Capital adequacy ratio

Capital adequacy ratio

What is the capital adequacy ratio?

The capital adequacy ratio is actively used in the regulation of the activities of financial institutions. It can be defined in several ways. First, it is the ratio of a bank's capital to its risk-weighted assets and current liabilities (credit exposures). Since loans dominate the bank's assets, the CAR is an indicator of the collateralization of the issued loans with the bank's funds.

The role of the ratio is in establishing certain standards for banks. This way, everyone gets an opportunity to measure the investment attractiveness of banks for investors and depositors or to understand the safety of a credit.

To comply with regulatory requirements, a financial institution must either increase its equity capital or reduce its assets and loan volume.
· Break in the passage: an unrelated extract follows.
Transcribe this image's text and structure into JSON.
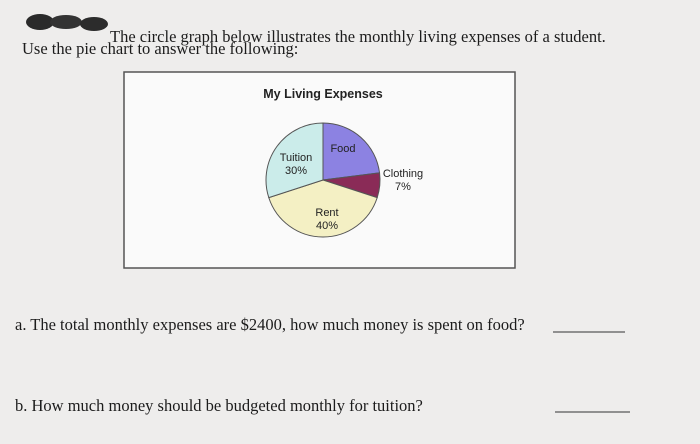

Thus, banks are forced to abandon risky operations, which ultimately increases the level of financial stability.

Capital Adequacy Ratio = (Tier-I + Tier-II (Capital funds)) /Risk weighted assets

Tier-I is core capital, such as equity and disclosed reserves, and Tier-II is supplemental capital.

What do you need to know about the capital adequacy ratio?

To measure the average CAR value, Basel Accord was created in 1988. There we can find several editions with requirements for banks and other financial institutions.

The Basel III norms stipulated a capital to risk-weighted assets of 10.5%. However, some Indian banks have to maintain a CAR of 9-12%. If the bank fails to comply with requirements, the company may be called insolvent, which means that the bank doesn't have enough assets to absorb enough losses.

For example, let's imagine that bank JPM has $100 million in tier-I capital and $50 million in tier-II capital. The loans of the bank have been weighted and calculated as $500 million. The CAR of bank JPM is 30 percent (($100 + $50) / $500). Therefore, JPM has an extremely high capital adequacy ratio (3 times the requirements). As a result, JPM is less likely to become insolvent if unexpected losses occur. 

In a nutshell, a bank with a high capital adequacy ratio is considered safe and likely to meet its financial obligations.